6) What’s a quirky tradition/ritual you follow on your journeys? Tell us the story behind that.

S: It’s not so much a tradition or ritual as a contention. I call it the “Sheila Effect” – a staunch belief that everything will turn out just right when I am at the spot. So far, the Effect has held good… rain clears up, the sun shines, the light softens, the queues are not too daunting or else, the long snaking lines actually move quite fast, the food is perfect… you get the picture, don’t you?!

7) And now for the tritest question of them all – what does travel mean to you?

S: Travel satisfies my endless curiosity about how people live in other parts of the world.
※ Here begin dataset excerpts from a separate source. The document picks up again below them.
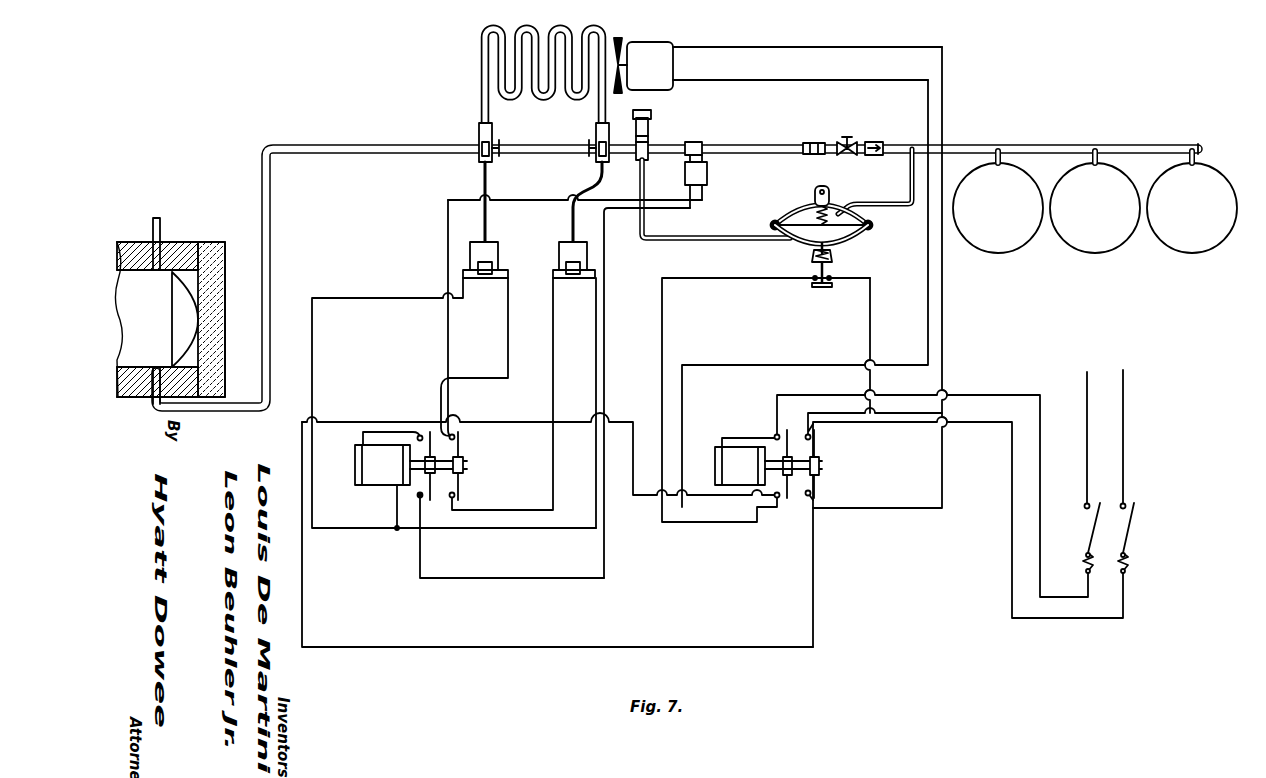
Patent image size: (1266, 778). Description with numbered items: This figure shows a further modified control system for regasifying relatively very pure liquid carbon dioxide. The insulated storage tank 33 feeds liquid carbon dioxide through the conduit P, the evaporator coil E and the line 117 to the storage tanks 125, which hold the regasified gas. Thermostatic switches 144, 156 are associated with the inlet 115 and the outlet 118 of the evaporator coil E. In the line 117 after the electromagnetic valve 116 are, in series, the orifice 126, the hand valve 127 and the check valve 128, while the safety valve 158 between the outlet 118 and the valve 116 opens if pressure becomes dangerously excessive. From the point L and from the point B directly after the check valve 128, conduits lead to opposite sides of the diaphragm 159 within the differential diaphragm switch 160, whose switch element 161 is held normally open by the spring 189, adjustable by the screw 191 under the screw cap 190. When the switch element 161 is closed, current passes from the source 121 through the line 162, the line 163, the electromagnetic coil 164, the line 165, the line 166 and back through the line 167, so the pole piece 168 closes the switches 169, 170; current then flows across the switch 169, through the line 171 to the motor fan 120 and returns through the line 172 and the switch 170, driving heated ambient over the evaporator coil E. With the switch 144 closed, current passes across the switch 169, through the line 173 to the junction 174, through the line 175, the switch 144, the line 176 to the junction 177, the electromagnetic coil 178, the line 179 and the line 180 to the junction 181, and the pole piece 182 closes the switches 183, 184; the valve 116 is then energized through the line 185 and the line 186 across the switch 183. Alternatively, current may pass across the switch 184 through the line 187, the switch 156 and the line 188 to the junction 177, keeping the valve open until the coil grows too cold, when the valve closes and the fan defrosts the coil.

The insulated storage tank 33 is at (176, 272).
The conduit P is at (268, 352).
The evaporator coil E is at (480, 63).
The inlet 115 is at (488, 129).
The outlet 118 is at (600, 127).
The motor fan 120 is at (778, 65).
The safety valve 158 is at (649, 113).
The point L is at (651, 147).
The electromagnetic valve 116 is at (698, 144).
The line 117 is at (750, 146).
The orifice 126 is at (812, 143).
The hand valve 127 is at (848, 140).
The check valve 128 is at (873, 156).
The point B is at (917, 134).
The line 172 is at (947, 106).
The storage tanks 125 is at (1080, 237).
The diaphragm 159 is at (803, 224).
The differential diaphragm switch 160 is at (834, 207).
The spring 189 is at (848, 230).
The screw cap 190 is at (815, 186).
The screw 191 is at (826, 192).
The switch element 161 is at (832, 276).
The thermostatic switch 144 is at (493, 250).
The thermostatic switch 156 is at (580, 253).
The line 176 is at (418, 300).
The line 185 is at (448, 348).
The line 175 is at (508, 334).
The line 187 is at (556, 340).
The line 188 is at (605, 319).
The line 165 is at (661, 374).
The line 166 is at (870, 321).
The line 171 is at (890, 365).
The line 162 is at (883, 395).
The switch 170 is at (820, 483).
The line 167 is at (1012, 553).
The source of current 121 is at (1123, 444).
The line 173 is at (491, 422).
The line 180 is at (700, 646).
The electromagnetic coil 178 is at (382, 465).
The line 179 is at (377, 431).
The junction 177 is at (382, 528).
The switch 184 is at (460, 449).
The junction 174 is at (458, 437).
The pole piece 182 is at (468, 466).
The switch 183 is at (458, 483).
The line 186 is at (507, 578).
The electromagnetic coil 164 is at (740, 466).
The line 163 is at (742, 437).
The switch 169 is at (789, 449).
The pole piece 168 is at (804, 462).
The junction 181 is at (807, 500).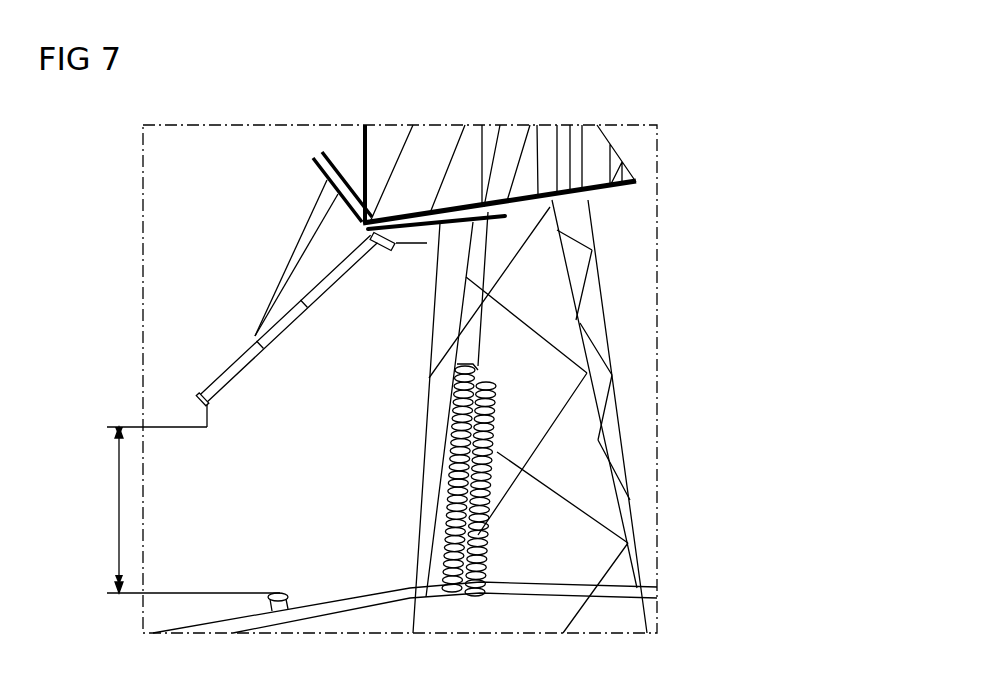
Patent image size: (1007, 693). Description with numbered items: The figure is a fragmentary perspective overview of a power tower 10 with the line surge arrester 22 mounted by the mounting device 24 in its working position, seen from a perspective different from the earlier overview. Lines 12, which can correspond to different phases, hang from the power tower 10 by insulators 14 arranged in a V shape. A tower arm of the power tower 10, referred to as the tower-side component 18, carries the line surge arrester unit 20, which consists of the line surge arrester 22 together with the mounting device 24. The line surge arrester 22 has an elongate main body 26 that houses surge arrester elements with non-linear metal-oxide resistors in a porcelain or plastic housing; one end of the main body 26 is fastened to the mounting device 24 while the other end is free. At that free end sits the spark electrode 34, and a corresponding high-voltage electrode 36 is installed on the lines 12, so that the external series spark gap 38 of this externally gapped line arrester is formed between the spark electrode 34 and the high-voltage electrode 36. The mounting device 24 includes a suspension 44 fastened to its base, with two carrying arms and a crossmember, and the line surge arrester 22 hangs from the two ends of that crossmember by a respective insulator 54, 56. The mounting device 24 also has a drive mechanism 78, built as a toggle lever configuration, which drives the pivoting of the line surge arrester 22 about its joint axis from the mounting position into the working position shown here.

The power tower 10 is at (632, 147).
The lines 12 is at (366, 612).
The insulators 14 is at (455, 500).
The tower-side component 18 is at (535, 130).
The line surge arrester unit 20 is at (379, 213).
The line surge arrester 22 is at (197, 371).
The mounting device 24 is at (361, 187).
The main body 26 is at (292, 339).
The spark electrode 34 is at (203, 425).
The high-voltage electrode 36 is at (278, 590).
The spark gap 38 is at (117, 512).
The suspension 44 is at (305, 162).
The insulator 54 is at (301, 239).
The insulator 56 is at (318, 197).
The drive mechanism 78 is at (386, 257).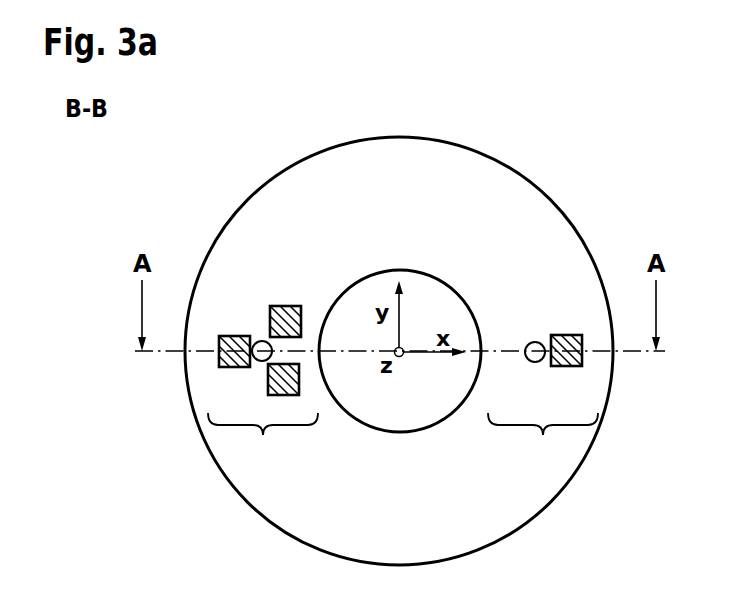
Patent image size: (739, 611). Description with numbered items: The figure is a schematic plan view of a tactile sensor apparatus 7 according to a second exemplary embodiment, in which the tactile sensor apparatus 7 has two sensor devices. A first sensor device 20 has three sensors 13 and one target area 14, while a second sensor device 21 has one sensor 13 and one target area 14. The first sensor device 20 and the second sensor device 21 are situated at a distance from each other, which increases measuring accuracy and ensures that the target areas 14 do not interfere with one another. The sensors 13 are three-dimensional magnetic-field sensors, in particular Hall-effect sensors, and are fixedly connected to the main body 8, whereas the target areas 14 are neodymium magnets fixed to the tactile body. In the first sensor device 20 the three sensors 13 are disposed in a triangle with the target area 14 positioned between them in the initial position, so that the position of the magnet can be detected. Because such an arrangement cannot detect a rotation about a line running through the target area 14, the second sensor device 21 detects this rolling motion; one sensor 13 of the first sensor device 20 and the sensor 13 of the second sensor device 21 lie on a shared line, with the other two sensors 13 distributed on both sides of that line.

The tactile sensor apparatus 7 is at (613, 156).
The main body 8 is at (425, 159).
The sensor 13 is at (226, 336).
The target area 14 is at (262, 341).
The first sensor device 20 is at (263, 421).
The second sensor device 21 is at (543, 421).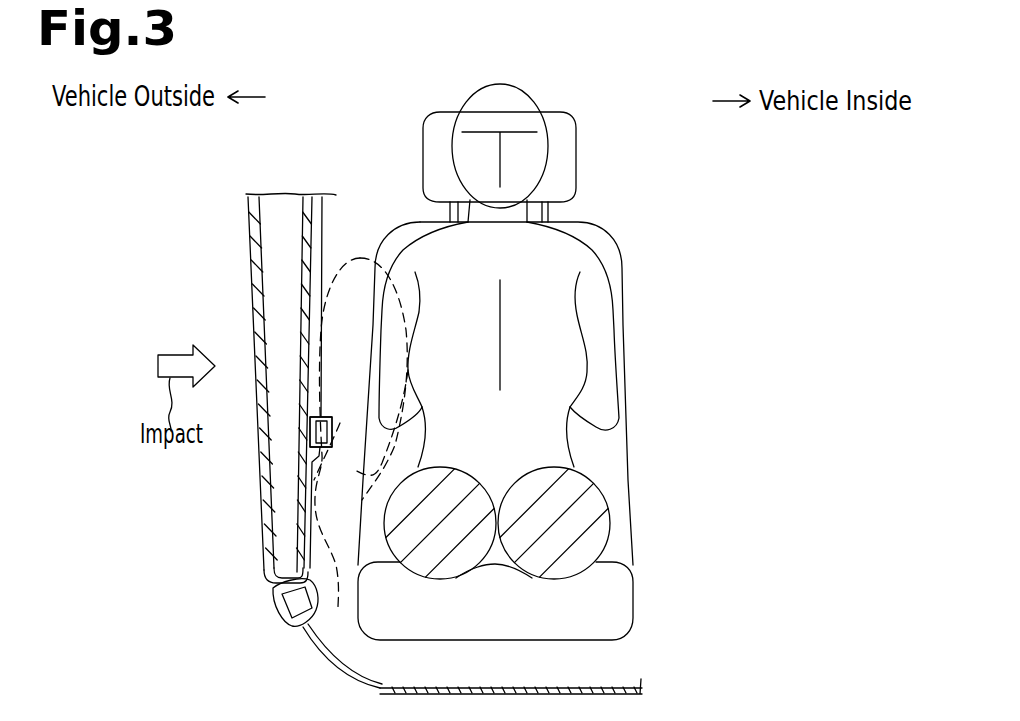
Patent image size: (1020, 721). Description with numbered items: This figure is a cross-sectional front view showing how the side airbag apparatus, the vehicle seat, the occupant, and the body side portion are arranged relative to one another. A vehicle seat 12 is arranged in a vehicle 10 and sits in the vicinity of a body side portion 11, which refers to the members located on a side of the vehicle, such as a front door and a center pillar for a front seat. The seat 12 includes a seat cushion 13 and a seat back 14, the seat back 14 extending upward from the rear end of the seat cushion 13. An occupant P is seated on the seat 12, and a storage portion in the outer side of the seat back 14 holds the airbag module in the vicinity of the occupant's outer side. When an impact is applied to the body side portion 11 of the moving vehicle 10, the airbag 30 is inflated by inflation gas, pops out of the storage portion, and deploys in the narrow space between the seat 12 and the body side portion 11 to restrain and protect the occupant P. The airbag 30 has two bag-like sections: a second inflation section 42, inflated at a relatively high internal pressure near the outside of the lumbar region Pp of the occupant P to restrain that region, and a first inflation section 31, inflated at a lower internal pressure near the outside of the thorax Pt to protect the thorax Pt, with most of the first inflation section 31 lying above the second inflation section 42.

The vehicle 10 is at (148, 257).
The body side portion 11 is at (248, 314).
The vehicle seat 12 is at (677, 511).
The seat cushion 13 is at (625, 593).
The seat back 14 is at (626, 397).
The airbag 30 is at (321, 432).
The first inflation section 31 is at (452, 446).
The second inflation section 42 is at (327, 633).
The occupant P is at (630, 230).
The thorax Pt is at (578, 334).
The lumbar region Pp is at (578, 466).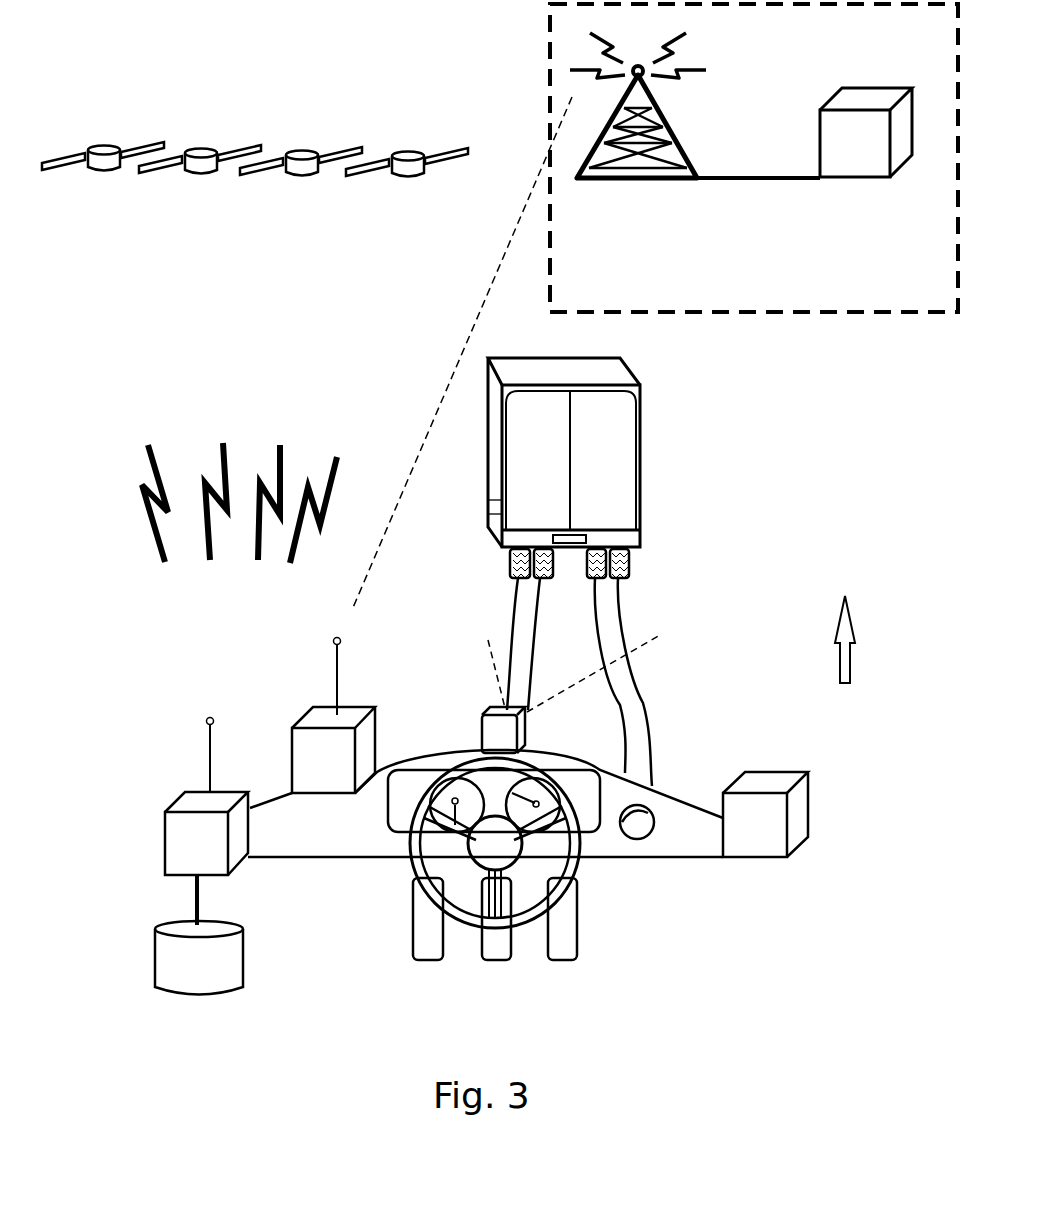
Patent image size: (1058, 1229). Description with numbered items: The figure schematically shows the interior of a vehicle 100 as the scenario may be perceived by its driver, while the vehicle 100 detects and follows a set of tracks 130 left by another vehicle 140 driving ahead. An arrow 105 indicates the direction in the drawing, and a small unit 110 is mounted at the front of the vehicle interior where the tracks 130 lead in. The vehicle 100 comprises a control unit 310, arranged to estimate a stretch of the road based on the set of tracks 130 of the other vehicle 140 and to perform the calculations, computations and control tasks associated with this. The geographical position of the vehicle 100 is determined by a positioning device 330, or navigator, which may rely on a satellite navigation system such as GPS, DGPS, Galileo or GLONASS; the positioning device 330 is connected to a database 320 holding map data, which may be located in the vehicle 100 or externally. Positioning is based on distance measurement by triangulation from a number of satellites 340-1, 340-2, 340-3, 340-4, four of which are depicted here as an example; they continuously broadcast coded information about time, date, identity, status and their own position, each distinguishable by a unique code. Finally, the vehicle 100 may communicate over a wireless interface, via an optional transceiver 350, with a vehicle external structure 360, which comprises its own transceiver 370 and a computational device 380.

The vehicle 100 is at (293, 837).
The travel direction arrow 105 is at (871, 639).
The sensor unit 110 is at (525, 727).
The set of tracks 130 is at (620, 620).
The other vehicle 140 is at (607, 478).
The control unit 310 is at (736, 838).
The database 320 is at (180, 978).
The positioning device 330 is at (178, 858).
The satellite 340-1 is at (63, 153).
The satellite 340-2 is at (170, 160).
The satellite 340-3 is at (270, 167).
The satellite 340-4 is at (380, 163).
The transceiver 350 is at (355, 717).
The vehicle external structure 360 is at (852, 313).
The transceiver 370 is at (600, 180).
The computational device 380 is at (838, 156).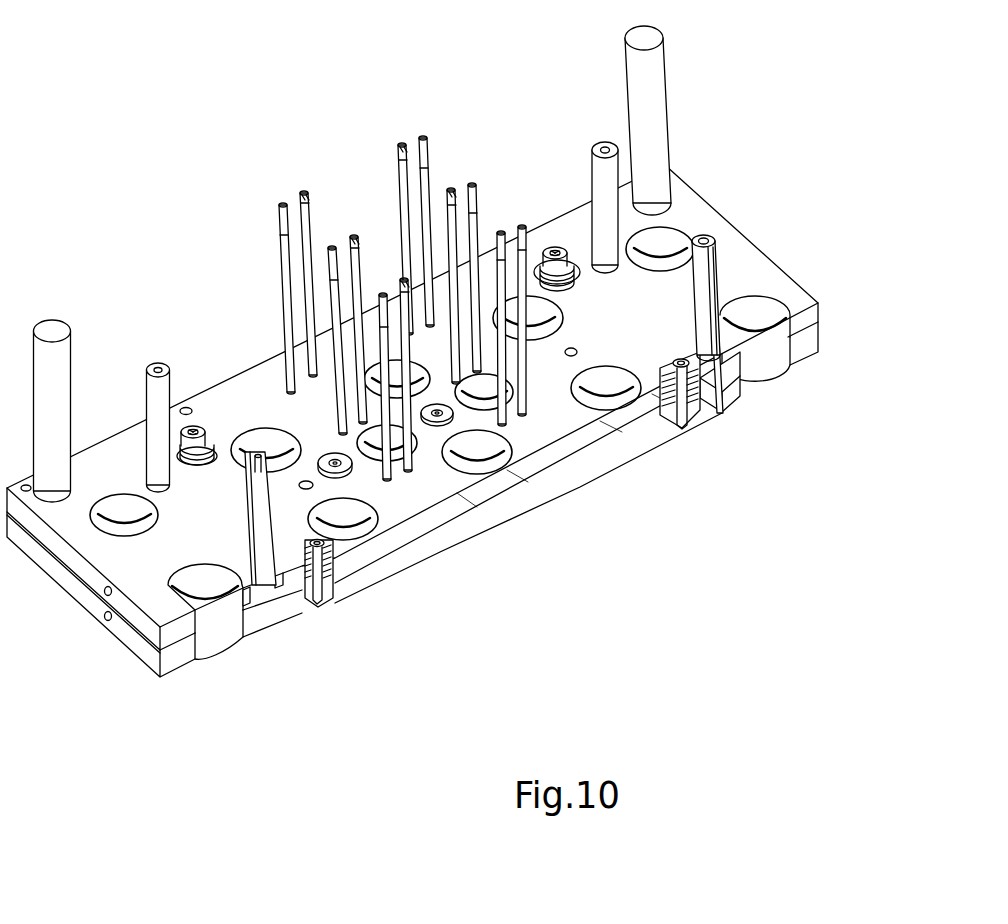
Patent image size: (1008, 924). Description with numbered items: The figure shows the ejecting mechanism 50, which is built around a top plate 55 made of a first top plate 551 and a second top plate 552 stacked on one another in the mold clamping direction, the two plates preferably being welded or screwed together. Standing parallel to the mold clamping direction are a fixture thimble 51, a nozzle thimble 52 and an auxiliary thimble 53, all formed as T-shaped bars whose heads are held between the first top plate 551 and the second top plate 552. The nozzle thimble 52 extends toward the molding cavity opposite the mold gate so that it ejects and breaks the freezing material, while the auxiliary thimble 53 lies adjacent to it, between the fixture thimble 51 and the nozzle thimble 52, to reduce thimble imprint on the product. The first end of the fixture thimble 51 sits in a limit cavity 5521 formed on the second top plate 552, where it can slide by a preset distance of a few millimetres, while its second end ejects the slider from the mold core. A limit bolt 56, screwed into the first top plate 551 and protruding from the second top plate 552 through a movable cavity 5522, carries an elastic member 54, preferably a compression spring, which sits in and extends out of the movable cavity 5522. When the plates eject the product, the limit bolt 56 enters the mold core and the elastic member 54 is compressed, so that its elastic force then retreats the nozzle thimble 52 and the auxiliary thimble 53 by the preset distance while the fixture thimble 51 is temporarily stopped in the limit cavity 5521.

Earlier, my travels used to be tinged with pure wonder; now they hold a touch of sadness because I inevitably think of how we squander our heritage for reasons witting and unwitting.

8) Any tips/tricks/words of advice to aspiring travellers?

S: Pack light, read up on the place and set off with your head seething with curiosity. Curiosity may have killed the cat but it opens up a vista of delights for the traveller, I assure you!

9) How do you plan a trip? Things you make a note of, do’s, don’ts, itineraries, the process of selecting a place, where to stay, et al. What are your pet travel peeves?

S: Once I fix upon a destination, I do thorough research into the place, the B&Bs I plan to stay in, the food I will get there, the walks I will sign up for, the coach trips I will take. I’m a copious notes-taker and by the time I board that plane, I ’ll have an exhaustive list of just about everything concerned with the trip du jour.

My pet peeve, if peeve is the word I want, is the amount of time spent in the air to reach anywhere interesting. I watch movies, I read, I walk about the aisle but it’s still tedious.

10) Let’s talk about the safety factor that comes in when you are a “woman traveller”.

S: It’s an unavoidable fact – a woman traveller is safer if she just follows some basic tenets about dressing appropriately, moving about in the safer areas, being watchful at all times, carrying pepper spray if she’s visiting areas not known to be safe, and generally conveying an air of utmost confidence. Women also have a finely honed sixth sense, and I’d advise tapping into that at all times.

11) How does your love for literature influence your travel or the stories you look for/at?

S: Oh, that’s a heavy influence. When I visit the Opera House, I’m thinking of Gaston Leroux’s phantom. When I visit Hobbiton, Tolkien is on my mind. I read Louis de Bernières’s novel Birds Without Wings just before I visited Turkey and that really changed the way I looked at the country. The way I look at a place is subtly tinged by the literature I have read about it.